Basically, Torneko starts out with inadequate equipment for dealing with the battles outside town, and his stats without weapons and armor aren’t all that great. The opportunity’s there to buy him a sword and cuirass, but that takes a bit more money than he starts out with, which means – you guessed it – he has to work.

My first day helping him on the job, I was laughing. These customers come in and ask to either sell or purchase an item; it’s a simple, straight-forward process. Most times they complete the transaction with no issue, but from time to time a customer will ask to buy a weapon, then realize they either don’t have the money or they can’t even use it. And they flake out. I thought, “Oh man. What a hilarious representation of retail work.”


But by the third day, when one of those customers realized they couldn’t purchase their item, I was like, “DO YOU NOT UNDERSTAND I’M GETTING PAID ON COMMISSION?! I NEED TO BUY SOME FLIPPIN’ ARMOR SO I CAN GET PAST THIS GRIND.”

This is the precise feeling Torneko’s chapter needs to convey. As we learn more about him, we figure out that his real dream is to be proprietor of his own shop (not a counter worker), and that, as an aspiring weapons dealer, he wants to find the legendary Zenithian Sword.

Imagine him slouching at the shop’s counter with his jowly cheeks in his hands, trying to muster up a little extra charisma to make his sales. What he really wants is a chance at entrepreneurship – and maybe a bit of adventure – but to get there he’s got to save a few Gold. The process is dull to the extreme.

With our expanded game memory and new innovations nowadays, there are ways to present merchant gameplay as interesting and engaging. Dragon Quest IV, originally released on the NES, didn’t have such luxury; but even so, I think if they’d had the ability to make it more complicated, it would have taken so much away from the story Torneko’s chapter was trying to tell.
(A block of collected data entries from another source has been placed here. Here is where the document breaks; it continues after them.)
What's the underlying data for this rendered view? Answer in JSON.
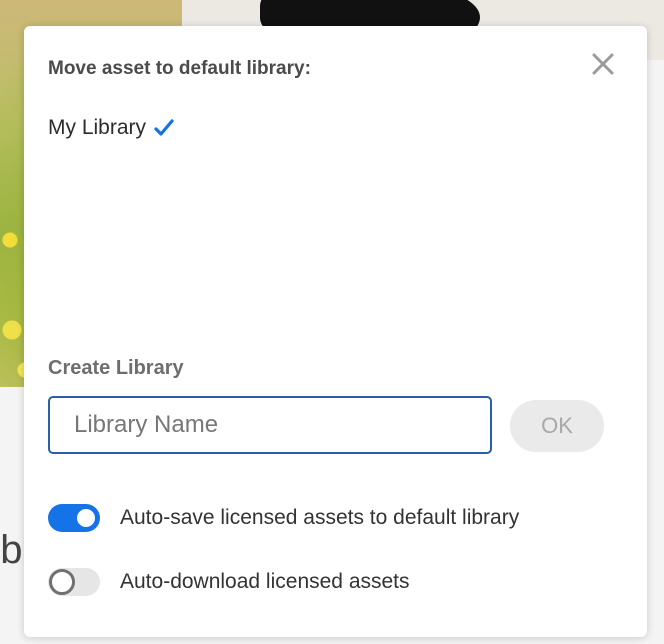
{
  "dialog": {
    "title": "Move asset to default library:",
    "close_icon": "close-icon",
    "library": {
      "name": "My Library",
      "selected": true,
      "check_icon": "checkmark-icon",
      "check_color": "#1473e6"
    },
    "create": {
      "label": "Create Library",
      "input_value": "",
      "input_placeholder": "Library Name",
      "ok_label": "OK",
      "ok_enabled": false
    },
    "toggles": [
      {
        "label": "Auto-save licensed assets to default library",
        "on": true
      },
      {
        "label": "Auto-download licensed assets",
        "on": false
      }
    ]
  },
  "background": {
    "partial_text": "ob"
  },
  "colors": {
    "accent": "#1473e6",
    "input_border": "#2a5ea6",
    "title": "#4b4b4b"
  }
}
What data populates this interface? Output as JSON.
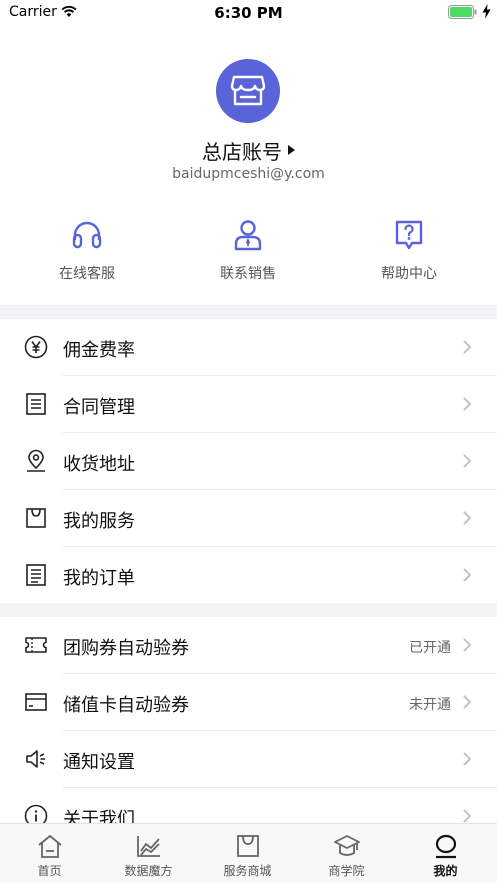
{
  "status_bar": {
    "carrier": "Carrier",
    "time": "6:30 PM"
  },
  "profile": {
    "avatar_icon": "storefront-icon",
    "account_name": "总店账号",
    "email": "baidupmceshi@y.com"
  },
  "quick_links": [
    {
      "label": "在线客服",
      "icon": "headphones-icon"
    },
    {
      "label": "联系销售",
      "icon": "salesperson-icon"
    },
    {
      "label": "帮助中心",
      "icon": "help-bubble-icon"
    }
  ],
  "menu_group_1": [
    {
      "label": "佣金费率",
      "icon": "yen-icon"
    },
    {
      "label": "合同管理",
      "icon": "contract-icon"
    },
    {
      "label": "收货地址",
      "icon": "location-pin-icon"
    },
    {
      "label": "我的服务",
      "icon": "bag-icon"
    },
    {
      "label": "我的订单",
      "icon": "order-list-icon"
    }
  ],
  "menu_group_2": [
    {
      "label": "团购券自动验券",
      "status": "已开通",
      "icon": "ticket-icon"
    },
    {
      "label": "储值卡自动验券",
      "status": "未开通",
      "icon": "card-icon"
    },
    {
      "label": "通知设置",
      "status": "",
      "icon": "speaker-icon"
    },
    {
      "label": "关于我们",
      "status": "",
      "icon": "info-icon"
    }
  ],
  "tab_bar": [
    {
      "label": "首页",
      "icon": "home-icon"
    },
    {
      "label": "数据魔方",
      "icon": "data-chart-icon"
    },
    {
      "label": "服务商城",
      "icon": "shop-bag-icon"
    },
    {
      "label": "商学院",
      "icon": "academy-icon"
    },
    {
      "label": "我的",
      "icon": "profile-icon",
      "active": true
    }
  ],
  "colors": {
    "accent": "#5a63d8",
    "section_gap": "#f3f3f5",
    "battery_green": "#4cd964"
  }
}
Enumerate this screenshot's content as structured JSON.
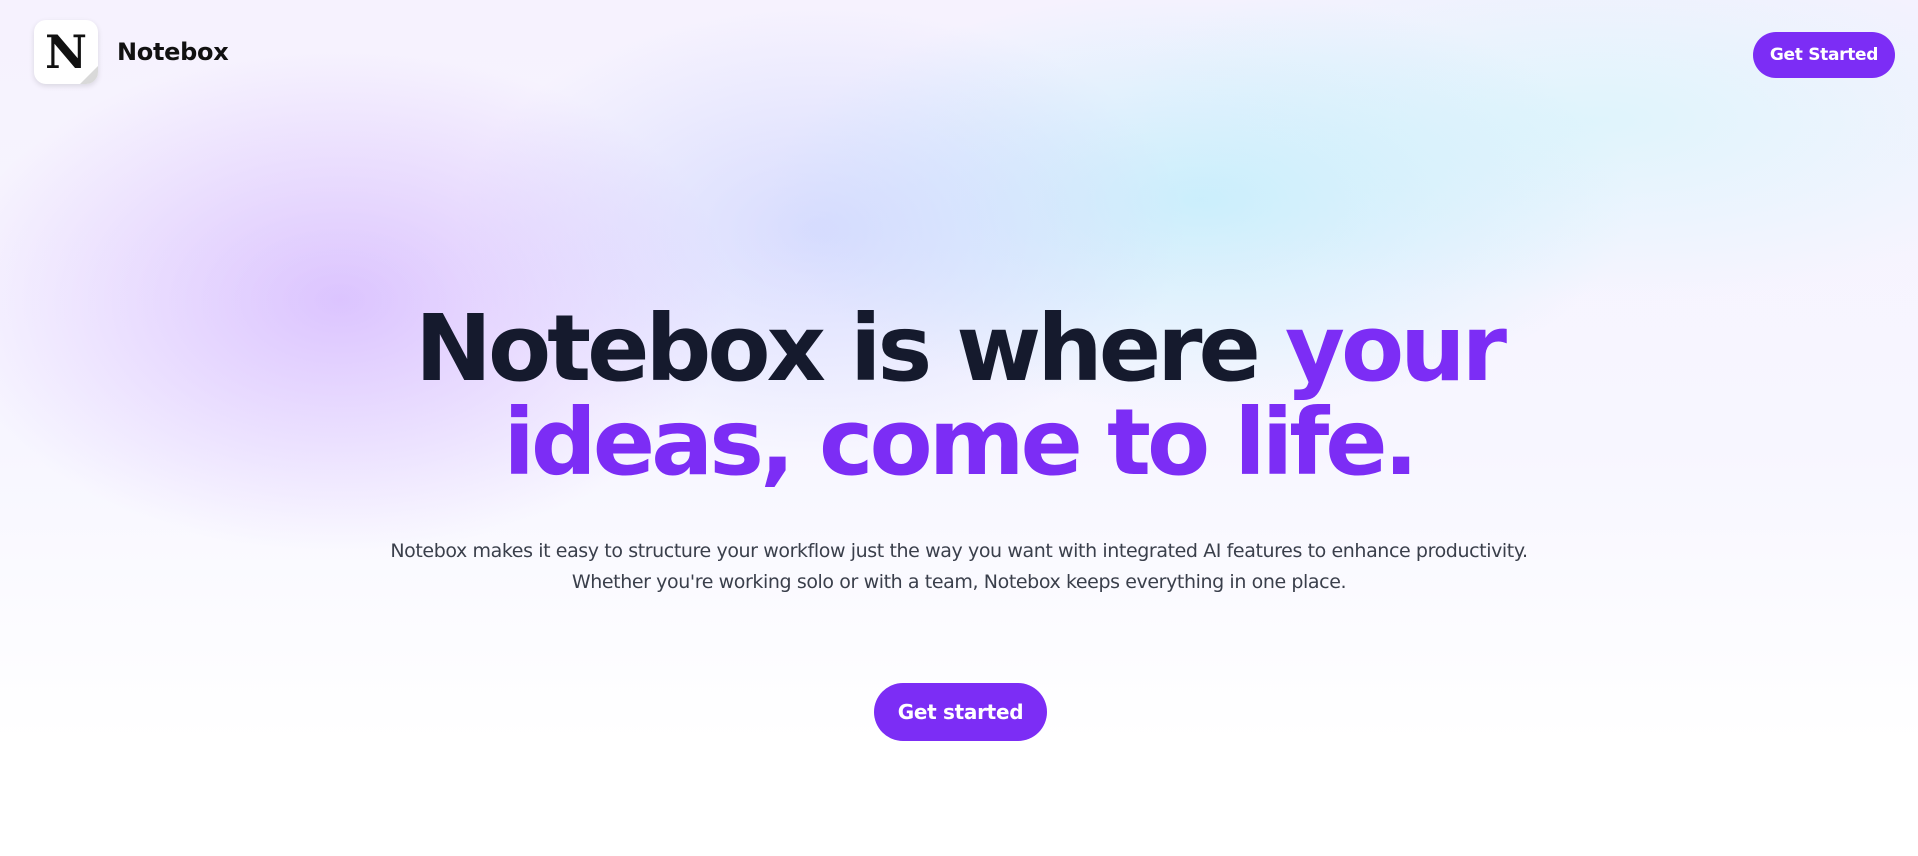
{
  "header": {
    "logo_letter": "N",
    "brand_name": "Notebox",
    "cta_label": "Get Started"
  },
  "hero": {
    "headline_part1": "Notebox is where ",
    "headline_part2": "your",
    "headline_line2": "ideas, come to life.",
    "subtitle_line1": "Notebox makes it easy to structure your workflow just the way you want with integrated AI features to enhance productivity.",
    "subtitle_line2": "Whether you're working solo or with a team, Notebox keeps everything in one place.",
    "cta_label": "Get started"
  },
  "colors": {
    "accent": "#7c2df5",
    "headline": "#151a2d",
    "body_text": "#3a3f4b"
  }
}
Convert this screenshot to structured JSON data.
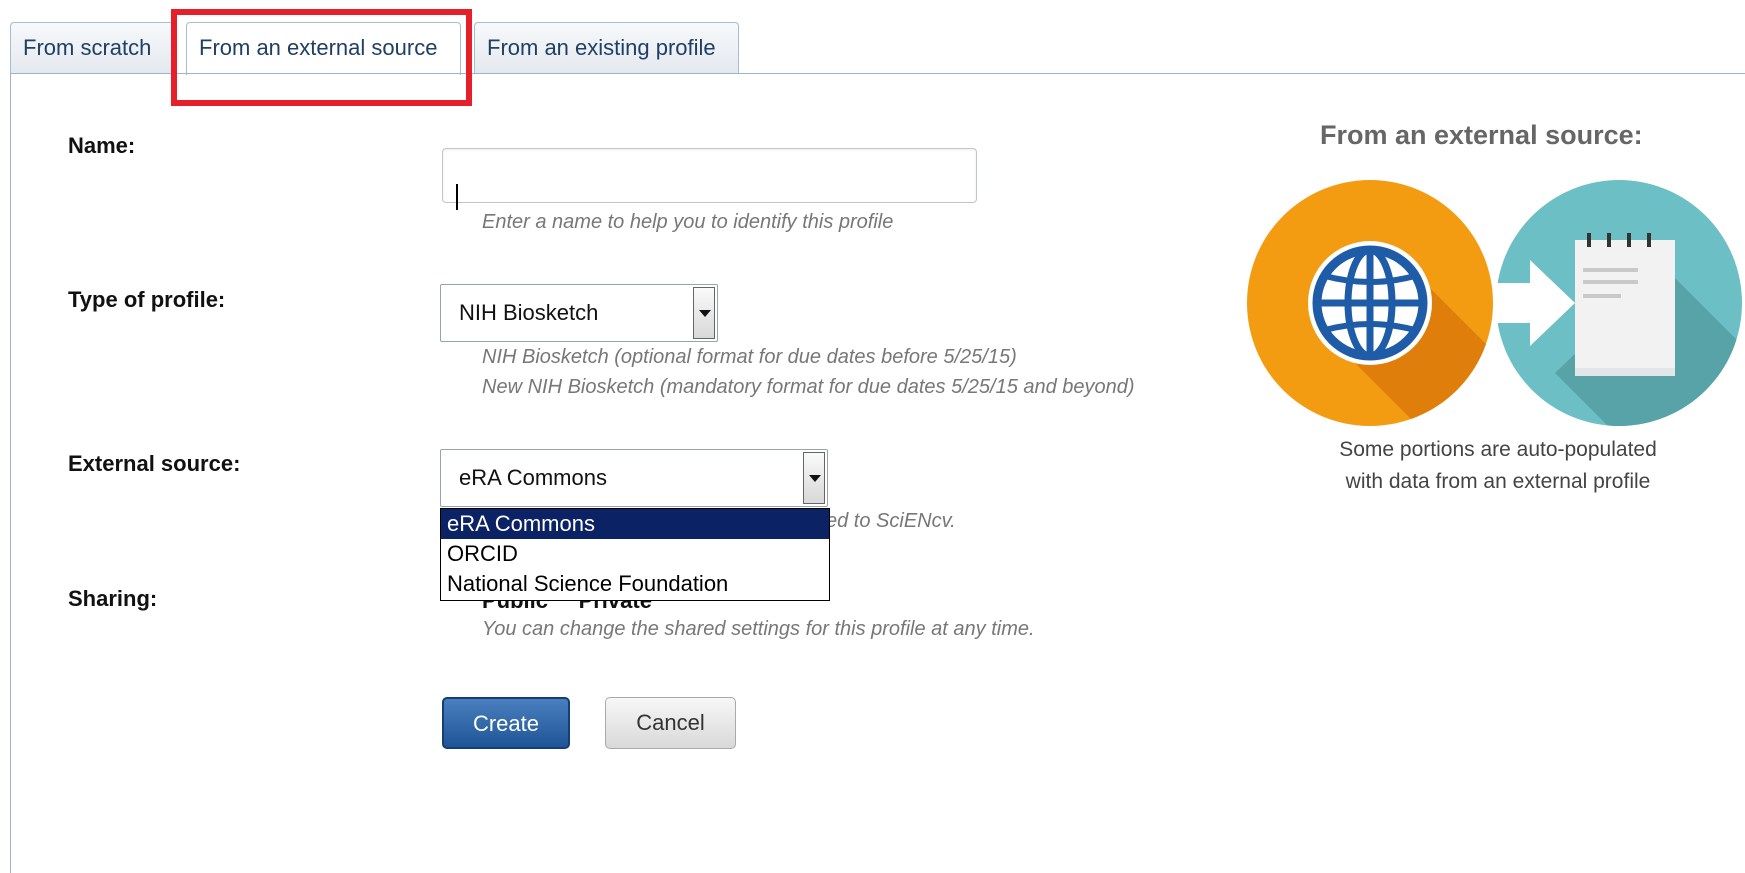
{
  "tabs": [
    {
      "label": "From scratch"
    },
    {
      "label": "From an external source"
    },
    {
      "label": "From an existing profile"
    }
  ],
  "form": {
    "name": {
      "label": "Name:",
      "value": "",
      "hint": "Enter a name to help you to identify this profile"
    },
    "type": {
      "label": "Type of profile:",
      "selected": "NIH Biosketch",
      "hint_lines": [
        "NIH Biosketch (optional format for due dates before 5/25/15)",
        "New NIH Biosketch (mandatory format for due dates 5/25/15 and beyond)"
      ]
    },
    "external": {
      "label": "External source:",
      "selected": "eRA Commons",
      "options": [
        "eRA Commons",
        "ORCID",
        "National Science Foundation"
      ],
      "partial_hint": "ed to SciENcv."
    },
    "sharing": {
      "label": "Sharing:",
      "partial_options": "Public     Private",
      "hint": "You can change the shared settings for this profile at any time."
    },
    "buttons": {
      "create": "Create",
      "cancel": "Cancel"
    }
  },
  "side": {
    "title": "From an external source:",
    "caption_lines": [
      "Some portions are auto-populated",
      "with data from an external profile"
    ],
    "colors": {
      "orange": "#f39c12",
      "teal": "#6bbfc5",
      "globe": "#1f5ca8"
    }
  }
}
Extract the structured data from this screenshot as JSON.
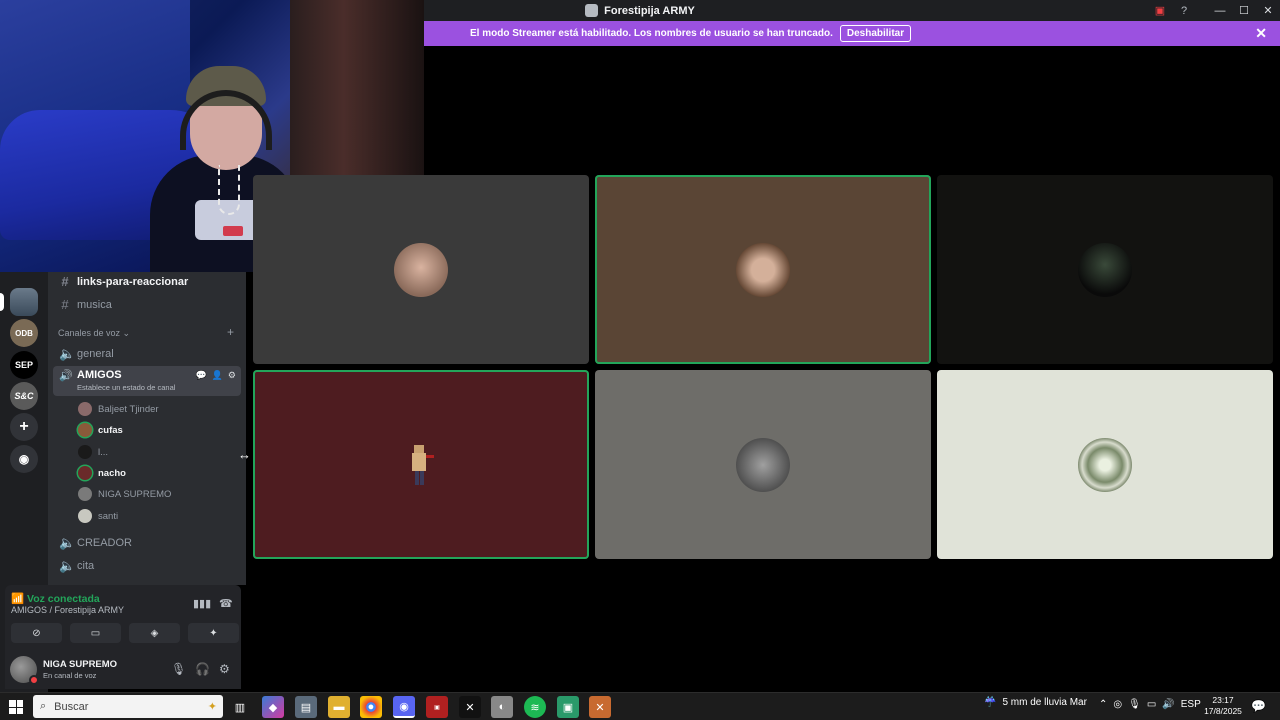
{
  "window": {
    "title": "Forestipija ARMY"
  },
  "banner": {
    "message": "El modo Streamer está habilitado. Los nombres de usuario se han truncado.",
    "button": "Deshabilitar"
  },
  "channels": {
    "text_channels": [
      "links-para-reaccionar",
      "musica"
    ],
    "voice_section": "Canales de voz",
    "voice_general": "general",
    "active": {
      "name": "AMIGOS",
      "status": "Establece un estado de canal"
    },
    "members": [
      {
        "name": "Baljeet Tjinder",
        "speaking": false
      },
      {
        "name": "cufas",
        "speaking": true
      },
      {
        "name": "l...",
        "speaking": false
      },
      {
        "name": "nacho",
        "speaking": true
      },
      {
        "name": "NIGA SUPREMO",
        "speaking": false
      },
      {
        "name": "santi",
        "speaking": false
      }
    ],
    "other_voice": [
      "CREADOR",
      "cita"
    ]
  },
  "servers": [
    "SEP"
  ],
  "voice_panel": {
    "status": "Voz conectada",
    "location": "AMIGOS / Forestipija ARMY"
  },
  "user": {
    "name": "NIGA SUPREMO",
    "status": "En canal de voz"
  },
  "tiles": [
    {
      "bg": "#3a3a3a",
      "speaking": false
    },
    {
      "bg": "#5a4535",
      "speaking": true
    },
    {
      "bg": "#121210",
      "speaking": false
    },
    {
      "bg": "#4e1c20",
      "speaking": true
    },
    {
      "bg": "#6e6d69",
      "speaking": false
    },
    {
      "bg": "#e0e3d8",
      "speaking": false
    }
  ],
  "taskbar": {
    "search_placeholder": "Buscar",
    "weather": "5 mm de lluvia Mar",
    "lang": "ESP",
    "time": "23:17",
    "date": "17/8/2025"
  },
  "colors": {
    "accent": "#9b51e0",
    "speaking": "#23a55a",
    "bg": "#000000"
  }
}
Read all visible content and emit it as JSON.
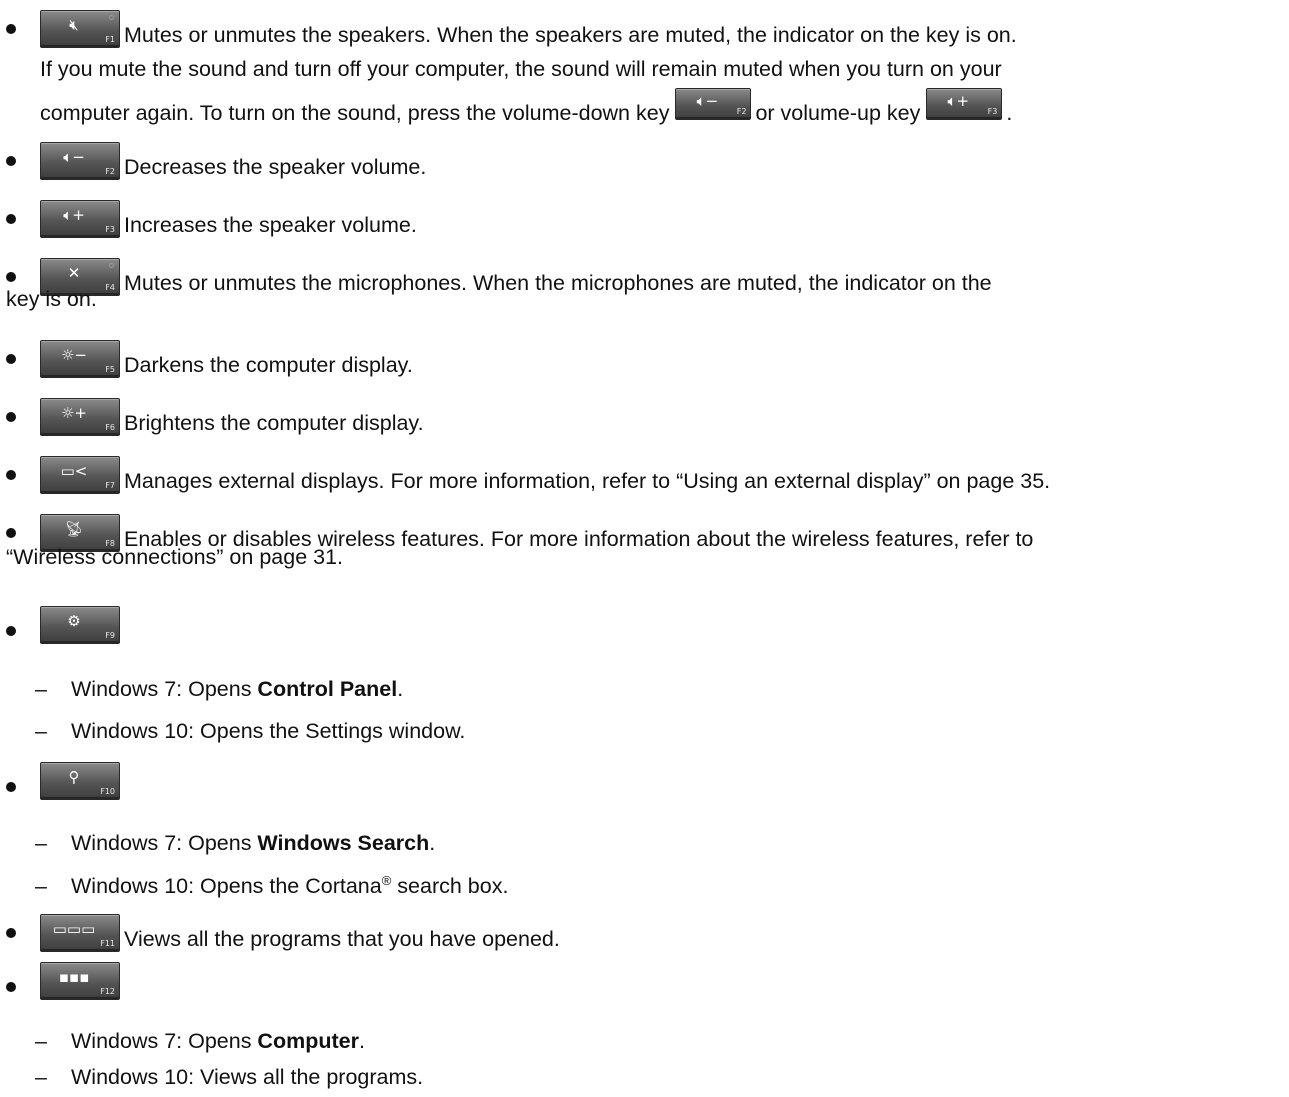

The effect may not have been intentional, but in any case it worked. By the time you as the player can finally venture out with Torneko onto the world map, you feel an excited sense of freedom. That’s some great “show, don’t tell” if you ask me.

I can’t think of a book that’s given me an intentional “bored” feeling. Maybe authors prefer to focus on the more passionate emotions: love, sorrow, anger. I bet there’s a way, though, to capture effective tedium in the written story, too. What do you think it’d look like?


Dragon Quest IV belongs to Square-Enix. You can purchase it to play via Nintendo DS or as an app on your phone. (Go with the phone for party chat.)